Ünal Ersözlü’nün şiirleri Broy, Şairin Atölyesi ve Ütopya dergilerinde yer aldı. Ersözlü’nün şiiri, eleştirmenler tarafından, gündelik hayattan beslenen, derin ve dokunaklı, insana dair her ayrıntıyı yansıtan; toplumcu, lirik, izlenimci bir çizgide yorumlandı.
ÖDÜLLERİ
- “Okyanusların Not Defteri” adlı ilk kitabıyla 1990 Akademi Kitabevi Şiir Başarı Ödülü
- “Gidiyorum Adım Unutuluş Olsun Diye” adlı kitabıyla, 1998 Behçet Aysan Şiir Ödülü
ESERLERİ
Şiir:
- Okyanusların Not Defterinden (1990)
- Gidiyorum, Adım Unutuluş Olsun Diye (1998)

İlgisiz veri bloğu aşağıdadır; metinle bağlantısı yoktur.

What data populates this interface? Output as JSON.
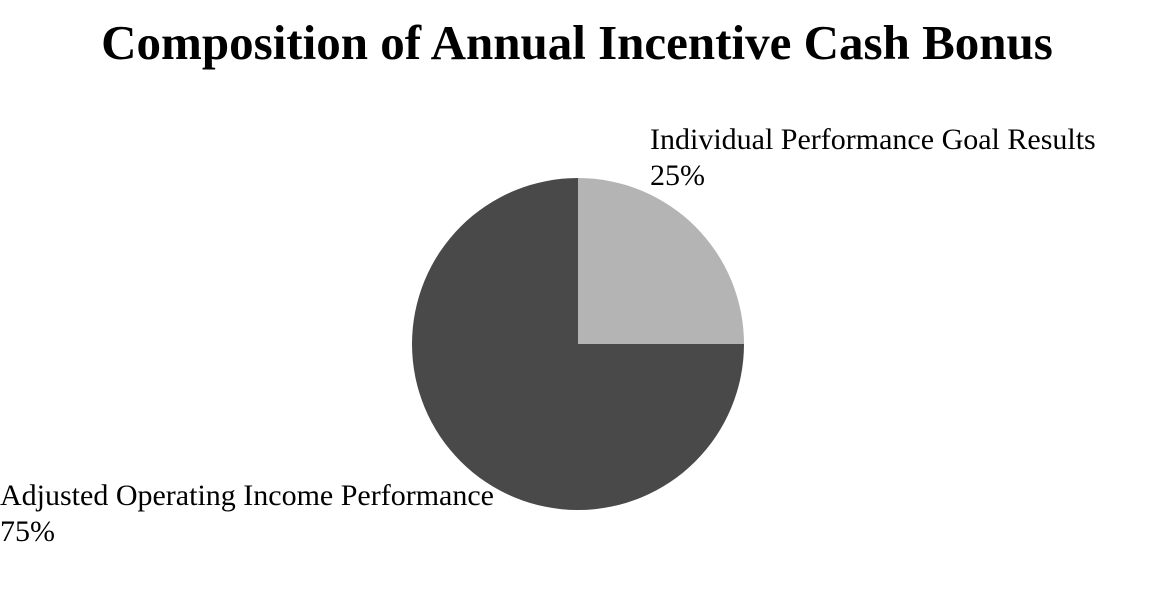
{
  "page": {
    "background": "#ffffff"
  },
  "chart_data": {
    "type": "pie",
    "title": "Composition of Annual Incentive Cash Bonus",
    "start_angle_deg": 0,
    "direction": "clockwise",
    "legend_position": "labels-adjacent-to-slices",
    "slices": [
      {
        "label": "Individual Performance Goal Results",
        "pct_label": "25%",
        "value": 25,
        "color": "#b4b4b4"
      },
      {
        "label": "Adjusted Operating Income Performance",
        "pct_label": "75%",
        "value": 75,
        "color": "#494949"
      }
    ]
  }
}
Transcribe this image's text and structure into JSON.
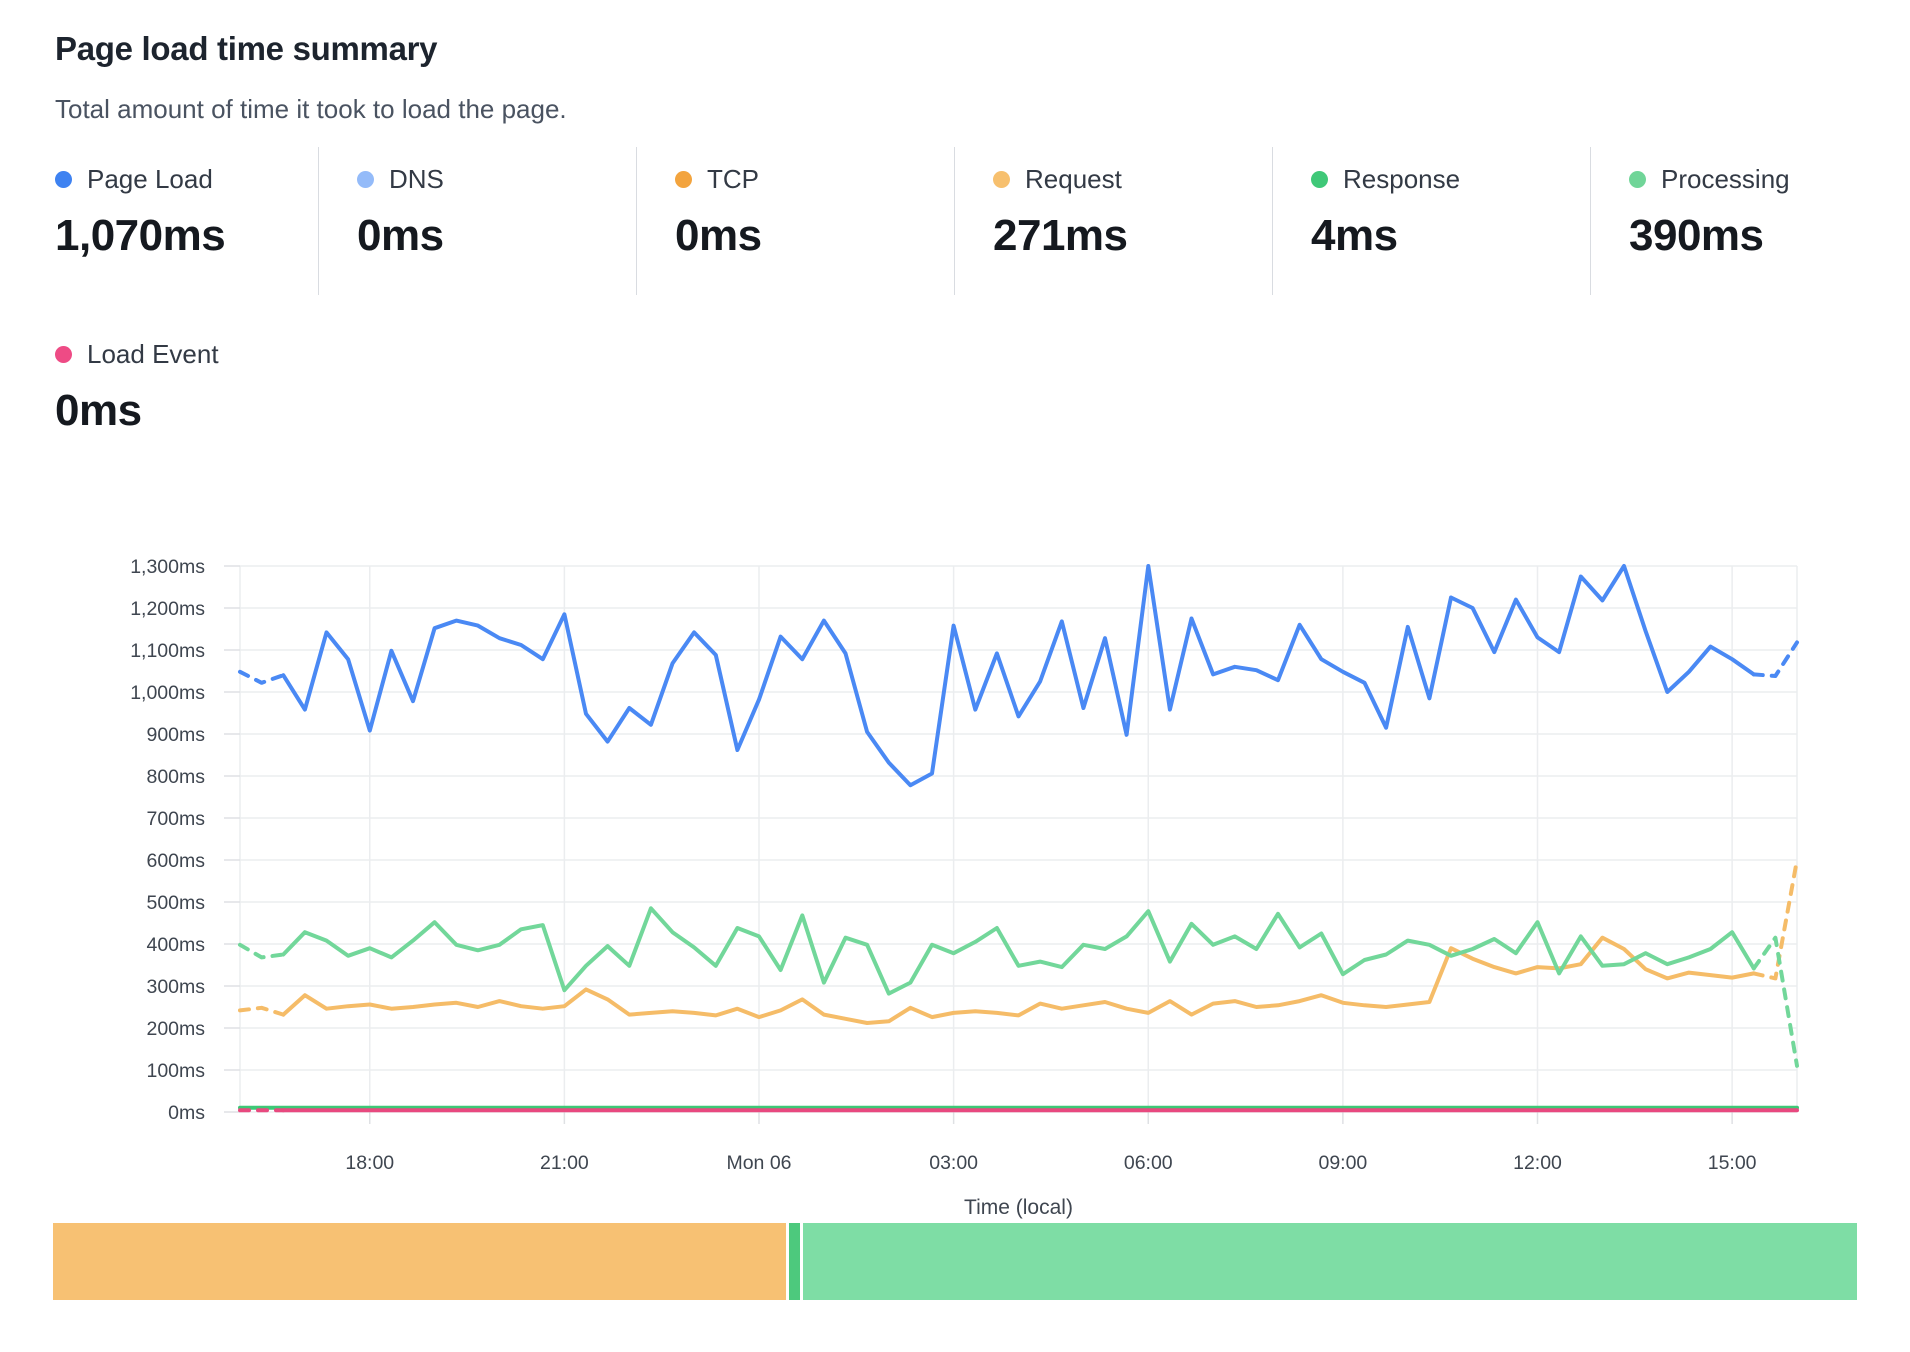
{
  "header": {
    "title": "Page load time summary",
    "subtitle": "Total amount of time it took to load the page."
  },
  "metrics": [
    {
      "label": "Page Load",
      "value": "1,070ms",
      "color": "#3e82f1"
    },
    {
      "label": "DNS",
      "value": "0ms",
      "color": "#94bbf9"
    },
    {
      "label": "TCP",
      "value": "0ms",
      "color": "#f3a43e"
    },
    {
      "label": "Request",
      "value": "271ms",
      "color": "#f7c06e"
    },
    {
      "label": "Response",
      "value": "4ms",
      "color": "#3fc878"
    },
    {
      "label": "Processing",
      "value": "390ms",
      "color": "#70d598"
    }
  ],
  "metrics_row2": [
    {
      "label": "Load Event",
      "value": "0ms",
      "color": "#ee4b85"
    }
  ],
  "chart_data": {
    "type": "line",
    "title": "Page load time summary",
    "xlabel": "Time (local)",
    "ylabel": "",
    "ylim": [
      0,
      1300
    ],
    "grid": true,
    "legend_position": "none",
    "y_ticks": [
      {
        "v": 0,
        "label": "0ms"
      },
      {
        "v": 100,
        "label": "100ms"
      },
      {
        "v": 200,
        "label": "200ms"
      },
      {
        "v": 300,
        "label": "300ms"
      },
      {
        "v": 400,
        "label": "400ms"
      },
      {
        "v": 500,
        "label": "500ms"
      },
      {
        "v": 600,
        "label": "600ms"
      },
      {
        "v": 700,
        "label": "700ms"
      },
      {
        "v": 800,
        "label": "800ms"
      },
      {
        "v": 900,
        "label": "900ms"
      },
      {
        "v": 1000,
        "label": "1,000ms"
      },
      {
        "v": 1100,
        "label": "1,100ms"
      },
      {
        "v": 1200,
        "label": "1,200ms"
      },
      {
        "v": 1300,
        "label": "1,300ms"
      }
    ],
    "n_points": 73,
    "x_ticks": [
      {
        "index": 6,
        "label": "18:00"
      },
      {
        "index": 15,
        "label": "21:00"
      },
      {
        "index": 24,
        "label": "Mon 06"
      },
      {
        "index": 33,
        "label": "03:00"
      },
      {
        "index": 42,
        "label": "06:00"
      },
      {
        "index": 51,
        "label": "09:00"
      },
      {
        "index": 60,
        "label": "12:00"
      },
      {
        "index": 69,
        "label": "15:00"
      }
    ],
    "series": [
      {
        "name": "Page Load",
        "color": "#4a89f4",
        "width": 4,
        "dash_head": 2,
        "dash_tail": 2,
        "values": [
          1048,
          1022,
          1040,
          958,
          1142,
          1078,
          908,
          1098,
          978,
          1152,
          1170,
          1158,
          1128,
          1112,
          1078,
          1185,
          948,
          882,
          962,
          922,
          1068,
          1142,
          1088,
          862,
          982,
          1132,
          1078,
          1170,
          1092,
          905,
          832,
          778,
          806,
          1158,
          958,
          1092,
          942,
          1025,
          1168,
          962,
          1128,
          898,
          1300,
          958,
          1175,
          1042,
          1060,
          1052,
          1028,
          1160,
          1078,
          1048,
          1022,
          915,
          1155,
          985,
          1225,
          1200,
          1095,
          1220,
          1130,
          1095,
          1275,
          1218,
          1300,
          1145,
          1000,
          1048,
          1108,
          1078,
          1042,
          1038,
          1118
        ]
      },
      {
        "name": "Request",
        "color": "#f5bc68",
        "width": 4,
        "dash_head": 2,
        "dash_tail": 2,
        "values": [
          242,
          248,
          232,
          278,
          246,
          252,
          256,
          246,
          250,
          256,
          260,
          250,
          264,
          252,
          246,
          252,
          292,
          268,
          232,
          236,
          240,
          236,
          230,
          246,
          226,
          242,
          268,
          232,
          222,
          212,
          216,
          248,
          226,
          236,
          240,
          236,
          230,
          258,
          246,
          254,
          262,
          246,
          236,
          264,
          232,
          258,
          264,
          250,
          254,
          264,
          278,
          260,
          254,
          250,
          256,
          262,
          390,
          365,
          345,
          330,
          345,
          342,
          352,
          415,
          388,
          340,
          318,
          332,
          326,
          320,
          330,
          318,
          600
        ]
      },
      {
        "name": "Processing",
        "color": "#72d79a",
        "width": 4,
        "dash_head": 2,
        "dash_tail": 2,
        "values": [
          398,
          368,
          375,
          428,
          408,
          372,
          390,
          368,
          408,
          452,
          398,
          385,
          398,
          435,
          445,
          290,
          348,
          395,
          348,
          485,
          428,
          392,
          348,
          438,
          418,
          338,
          468,
          308,
          415,
          398,
          282,
          308,
          398,
          378,
          405,
          438,
          348,
          358,
          345,
          398,
          388,
          418,
          478,
          358,
          448,
          398,
          418,
          388,
          472,
          392,
          425,
          328,
          362,
          375,
          408,
          398,
          372,
          388,
          412,
          378,
          452,
          330,
          418,
          348,
          352,
          378,
          352,
          368,
          388,
          428,
          342,
          415,
          110
        ]
      },
      {
        "name": "Response",
        "color": "#3dc876",
        "width": 4,
        "dash_head": 0,
        "dash_tail": 0,
        "values": [
          10,
          10,
          10,
          10,
          10,
          10,
          10,
          10,
          10,
          10,
          10,
          10,
          10,
          10,
          10,
          10,
          10,
          10,
          10,
          10,
          10,
          10,
          10,
          10,
          10,
          10,
          10,
          10,
          10,
          10,
          10,
          10,
          10,
          10,
          10,
          10,
          10,
          10,
          10,
          10,
          10,
          10,
          10,
          10,
          10,
          10,
          10,
          10,
          10,
          10,
          10,
          10,
          10,
          10,
          10,
          10,
          10,
          10,
          10,
          10,
          10,
          10,
          10,
          10,
          10,
          10,
          10,
          10,
          10,
          10,
          10,
          10,
          10
        ]
      },
      {
        "name": "Load Event",
        "color": "#e8497f",
        "width": 4,
        "dash_head": 2,
        "dash_tail": 0,
        "values": [
          4,
          4,
          4,
          4,
          4,
          4,
          4,
          4,
          4,
          4,
          4,
          4,
          4,
          4,
          4,
          4,
          4,
          4,
          4,
          4,
          4,
          4,
          4,
          4,
          4,
          4,
          4,
          4,
          4,
          4,
          4,
          4,
          4,
          4,
          4,
          4,
          4,
          4,
          4,
          4,
          4,
          4,
          4,
          4,
          4,
          4,
          4,
          4,
          4,
          4,
          4,
          4,
          4,
          4,
          4,
          4,
          4,
          4,
          4,
          4,
          4,
          4,
          4,
          4,
          4,
          4,
          4,
          4,
          4,
          4,
          4,
          4,
          4
        ]
      }
    ]
  },
  "breakdown_bar": {
    "segments": [
      {
        "name": "Request",
        "value": 271,
        "color": "#f7c173"
      },
      {
        "name": "Response",
        "value": 4,
        "color": "#4dc97d"
      },
      {
        "name": "Processing",
        "value": 390,
        "color": "#7edda5"
      }
    ]
  }
}
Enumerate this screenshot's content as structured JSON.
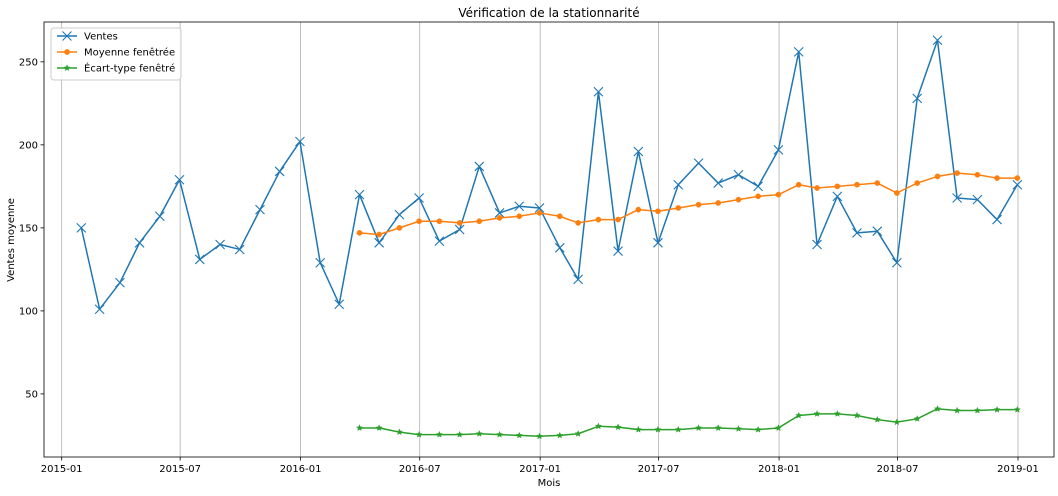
{
  "chart_data": {
    "type": "line",
    "title": "Vérification de la stationnarité",
    "xlabel": "Mois",
    "ylabel": "Ventes moyenne",
    "xlim": [
      "2014-12-05",
      "2019-02-25"
    ],
    "ylim": [
      12,
      274
    ],
    "grid": "x-only",
    "legend_position": "upper-left",
    "x_ticks": [
      {
        "date": "2015-01-01",
        "label": "2015-01"
      },
      {
        "date": "2015-07-01",
        "label": "2015-07"
      },
      {
        "date": "2016-01-01",
        "label": "2016-01"
      },
      {
        "date": "2016-07-01",
        "label": "2016-07"
      },
      {
        "date": "2017-01-01",
        "label": "2017-01"
      },
      {
        "date": "2017-07-01",
        "label": "2017-07"
      },
      {
        "date": "2018-01-01",
        "label": "2018-01"
      },
      {
        "date": "2018-07-01",
        "label": "2018-07"
      },
      {
        "date": "2019-01-01",
        "label": "2019-01"
      }
    ],
    "y_ticks": [
      {
        "value": 50,
        "label": "50"
      },
      {
        "value": 100,
        "label": "100"
      },
      {
        "value": 150,
        "label": "150"
      },
      {
        "value": 200,
        "label": "200"
      },
      {
        "value": 250,
        "label": "250"
      }
    ],
    "series": [
      {
        "name": "Ventes",
        "color": "#1f77b4",
        "marker": "x",
        "x": [
          "2015-01-31",
          "2015-02-28",
          "2015-03-31",
          "2015-04-30",
          "2015-05-31",
          "2015-06-30",
          "2015-07-31",
          "2015-08-31",
          "2015-09-30",
          "2015-10-31",
          "2015-11-30",
          "2015-12-31",
          "2016-01-31",
          "2016-02-29",
          "2016-03-31",
          "2016-04-30",
          "2016-05-31",
          "2016-06-30",
          "2016-07-31",
          "2016-08-31",
          "2016-09-30",
          "2016-10-31",
          "2016-11-30",
          "2016-12-31",
          "2017-01-31",
          "2017-02-28",
          "2017-03-31",
          "2017-04-30",
          "2017-05-31",
          "2017-06-30",
          "2017-07-31",
          "2017-08-31",
          "2017-09-30",
          "2017-10-31",
          "2017-11-30",
          "2017-12-31",
          "2018-01-31",
          "2018-02-28",
          "2018-03-31",
          "2018-04-30",
          "2018-05-31",
          "2018-06-30",
          "2018-07-31",
          "2018-08-31",
          "2018-09-30",
          "2018-10-31",
          "2018-11-30",
          "2018-12-31"
        ],
        "values": [
          150,
          101,
          117,
          141,
          157,
          179,
          131,
          140,
          137,
          161,
          184,
          202,
          129,
          104,
          170,
          141,
          158,
          168,
          142,
          149,
          187,
          159,
          163,
          162,
          138,
          119,
          232,
          136,
          196,
          141,
          176,
          189,
          177,
          182,
          175,
          197,
          256,
          140,
          169,
          147,
          148,
          129,
          228,
          263,
          168,
          167,
          155,
          176
        ]
      },
      {
        "name": "Moyenne fenêtrée",
        "color": "#ff7f0e",
        "marker": "o",
        "x": [
          "2016-03-31",
          "2016-04-30",
          "2016-05-31",
          "2016-06-30",
          "2016-07-31",
          "2016-08-31",
          "2016-09-30",
          "2016-10-31",
          "2016-11-30",
          "2016-12-31",
          "2017-01-31",
          "2017-02-28",
          "2017-03-31",
          "2017-04-30",
          "2017-05-31",
          "2017-06-30",
          "2017-07-31",
          "2017-08-31",
          "2017-09-30",
          "2017-10-31",
          "2017-11-30",
          "2017-12-31",
          "2018-01-31",
          "2018-02-28",
          "2018-03-31",
          "2018-04-30",
          "2018-05-31",
          "2018-06-30",
          "2018-07-31",
          "2018-08-31",
          "2018-09-30",
          "2018-10-31",
          "2018-11-30",
          "2018-12-31"
        ],
        "values": [
          147,
          146,
          150,
          154,
          154,
          153,
          154,
          156,
          157,
          159,
          157,
          153,
          155,
          155,
          161,
          160,
          162,
          164,
          165,
          167,
          169,
          170,
          176,
          174,
          175,
          176,
          177,
          171,
          177,
          181,
          183,
          182,
          180,
          180
        ]
      },
      {
        "name": "Écart-type fenêtré",
        "color": "#2ca02c",
        "marker": "*",
        "x": [
          "2016-03-31",
          "2016-04-30",
          "2016-05-31",
          "2016-06-30",
          "2016-07-31",
          "2016-08-31",
          "2016-09-30",
          "2016-10-31",
          "2016-11-30",
          "2016-12-31",
          "2017-01-31",
          "2017-02-28",
          "2017-03-31",
          "2017-04-30",
          "2017-05-31",
          "2017-06-30",
          "2017-07-31",
          "2017-08-31",
          "2017-09-30",
          "2017-10-31",
          "2017-11-30",
          "2017-12-31",
          "2018-01-31",
          "2018-02-28",
          "2018-03-31",
          "2018-04-30",
          "2018-05-31",
          "2018-06-30",
          "2018-07-31",
          "2018-08-31",
          "2018-09-30",
          "2018-10-31",
          "2018-11-30",
          "2018-12-31"
        ],
        "values": [
          29.5,
          29.5,
          27,
          25.5,
          25.5,
          25.5,
          26,
          25.5,
          25,
          24.5,
          25,
          26,
          30.5,
          30,
          28.5,
          28.5,
          28.5,
          29.5,
          29.5,
          29,
          28.5,
          29.5,
          37,
          38,
          38,
          37,
          34.5,
          33,
          35,
          41,
          40,
          40,
          40.5,
          40.5
        ]
      }
    ]
  }
}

- Zaman, Ayna ve Bıçak (1999)
- Aşk-ı Hakiki (2004)
- Gençliğin Dün Gecesi (2008)
- Kapıyı Çalıyorum(2012)
- Sarmaşk (2014)
- Dört Gün Buda, Üç Gün Zorba (2017)
- Tanrının Yaşam Kılavuzu (2019)
- Yeryüzü Misafiri (2020)
ESER ÖRNEKLERİ
İHANETE DAİR
Dünyanın duvarları çatlıyor ortasından
çıkmaz sokaklarda yine genelevler
fahişeler yine yalnız
yıkıntılar ve cenaze törenleri çoğaldı
kendisiyle büyüyorken acı
incecikten kan sızıyor odama
Ürküyoruz ihanetlerden
insandan ürküyoruz
üstümüze yürüyor
nefret orduları
utancımız devriliyor durmadan
hançer eskimiş bir şarap
onunla yıllanıyoruz
GÜLÜMSEYİŞ
…
Ağlıyordum oğlum, tanrısızdım
Yaşantım kanatlanıyordu alnımda
Bazen gülümseyen bir dizeydi ölüm
İspanya
ve Lorca’nın dudaklarında
Ağlıyordum oğlum, tanrısızdım
Aşktım
ve kimsesiz bir gözyaşıydım gecede
Özlüyordum oğlum
Sen, çıldırasıya koşturuyordun tenimde
Ölüyordum oğlum, tanrısızdım
Bir eşkıyaydı hayat
Sanki Nazi paletleri altında Paris’te
Eziliyordum, kendi kendimi kanırtarak
Birden, gülümseyişin uçuverdi resminden
Oğlum, Şafağım, hey Şafak
Yüzümü saçlarına gömdüm
ve gördüm, gecenin alnacında sancıyarak
Gülücüklerinize çarpı atmışlar
Bir duman demetiyle karartmışlardı aklın
ve aşkın başkaldırısını oğlum
KENDİME FISILTILAR
…
yüzü ve gök kubbe gibi her şey
Ruhlardır onlar kadar karmaşık
Benden bana doğru bakmak
Daha çok sevmek kendimizi
Kırkından sonra öğrenilir ancak
Ey insan, insan,
Yüreğiyle insan olur
Tavında dövülen demir soğur
Acı hissedilirse büyünür
Aşka açılmaktır doyasıya ağlamak
Aklı gündüz, gecesi vicdan
Fermanında ateşler yazılı
Çığlıkları bulvarlarında boğulan
Ah naftalin kokulu ülkem
Bir fotoğraf karesinde çöl yolculuğu
Gece tanıklığıdır hayat bazen
Tımarhanelerin sessizliğinde,
Yürürsün içinde çılgın bir ses
Deli aklı, yakarışlar gizlidir
İnsanın dibinde, yani kendisinde
…
KAYNAKÇA: unalersozlu.com/biyografi, Okan Yüksel / İzmirli Ozan Gazeteciler (1997), Mehmet Çetin / Tanzimattan Günümüze Türk Şiiri Antolojisi (c. 4, 2002).